REKLAMA

To jest „salon” Xiaomi na miarę naszych możliwości - relacja z otwarcia pierwszego sklepu w Polsce

Byliśmy już w pierwszym polskim sklepie Xiaomi. Okazuje się, że dystrybutor nie zdecydował się ani na dedykowany salon, ani na wynajęcie stoiska w markecie z elektroniką. Sklep Xiaomi o nazwie MiZone to… wyspa w centrum handlowym.

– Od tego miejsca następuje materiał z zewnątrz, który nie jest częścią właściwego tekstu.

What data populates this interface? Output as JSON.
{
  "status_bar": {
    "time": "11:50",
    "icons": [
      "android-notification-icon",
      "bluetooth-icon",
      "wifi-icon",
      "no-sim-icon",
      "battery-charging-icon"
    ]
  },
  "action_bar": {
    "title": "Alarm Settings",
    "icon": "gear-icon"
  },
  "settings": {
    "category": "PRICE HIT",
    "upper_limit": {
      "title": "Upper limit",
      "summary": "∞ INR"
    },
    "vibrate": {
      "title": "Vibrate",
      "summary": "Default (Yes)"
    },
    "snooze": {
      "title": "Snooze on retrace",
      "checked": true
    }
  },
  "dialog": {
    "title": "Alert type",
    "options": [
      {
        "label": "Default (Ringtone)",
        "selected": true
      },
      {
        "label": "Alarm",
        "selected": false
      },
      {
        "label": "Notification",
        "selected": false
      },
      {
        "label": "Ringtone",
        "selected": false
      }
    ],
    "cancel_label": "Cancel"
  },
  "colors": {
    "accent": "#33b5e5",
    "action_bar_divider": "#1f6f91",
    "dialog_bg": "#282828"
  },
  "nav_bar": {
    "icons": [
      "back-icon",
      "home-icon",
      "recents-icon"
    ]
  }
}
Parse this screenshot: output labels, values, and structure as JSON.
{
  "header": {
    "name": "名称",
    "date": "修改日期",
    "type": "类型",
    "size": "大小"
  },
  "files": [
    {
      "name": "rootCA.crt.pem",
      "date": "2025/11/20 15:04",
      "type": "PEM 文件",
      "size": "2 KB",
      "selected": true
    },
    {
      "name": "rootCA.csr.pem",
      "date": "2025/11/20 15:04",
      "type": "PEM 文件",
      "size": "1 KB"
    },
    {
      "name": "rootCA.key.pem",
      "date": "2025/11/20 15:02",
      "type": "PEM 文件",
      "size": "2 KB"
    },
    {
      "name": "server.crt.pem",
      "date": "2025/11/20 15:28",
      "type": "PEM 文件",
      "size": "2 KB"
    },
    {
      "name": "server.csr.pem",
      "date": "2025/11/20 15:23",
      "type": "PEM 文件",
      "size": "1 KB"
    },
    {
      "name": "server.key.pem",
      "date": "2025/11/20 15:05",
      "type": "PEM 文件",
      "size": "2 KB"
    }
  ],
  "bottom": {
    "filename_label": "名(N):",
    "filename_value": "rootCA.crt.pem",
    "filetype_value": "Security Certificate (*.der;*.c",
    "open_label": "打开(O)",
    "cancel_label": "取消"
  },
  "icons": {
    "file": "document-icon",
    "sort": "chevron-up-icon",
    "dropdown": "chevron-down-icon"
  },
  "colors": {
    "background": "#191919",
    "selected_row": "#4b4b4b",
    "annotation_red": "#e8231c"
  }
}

Od tygodnia dystrybutor Xiaomi w Polsce podgrzewał atmosferę i zapowiadał wszem i wobec, że otwiera się pierwszy sklep tej chińskiej marki na terenie naszego kraju: MiZone. Jeśli ktoś spodziewał się czegoś na miarę Apple Store lub Samsung Brand Store to będzie zawiedziony.

“Salon” Xiaomi to nie prawdziwy salon, tylko wyspa MiZone na korytarzu w supermarkecie.

Nie jest to nawet dedykowane stoisko u jednego z partnerów ABC Data, czyli w markecie pokroju Saturna lub Media Markt, jak można było podejrzewać. Xiaomi wynajęło tzw. wyspę na korytarzu warszawskiej Arkadii i tam ulokowało na ladach swoje produkty… na wzór stoisk z epapierosami lub obudowami do telefonów.

Na stoisku MiZone wystawiono nie tylko telefony, ale też inne akcesoria chińskiej firmy. Oprócz smartfonów można przyjrzeć się przystawce do telewizora, routerowi, powerbankom, słuchawkom i głośnikowi Bluetooth. ABC Data wprowadziła też dzisiaj do swojej oferty Xiaomi Mi Note 2.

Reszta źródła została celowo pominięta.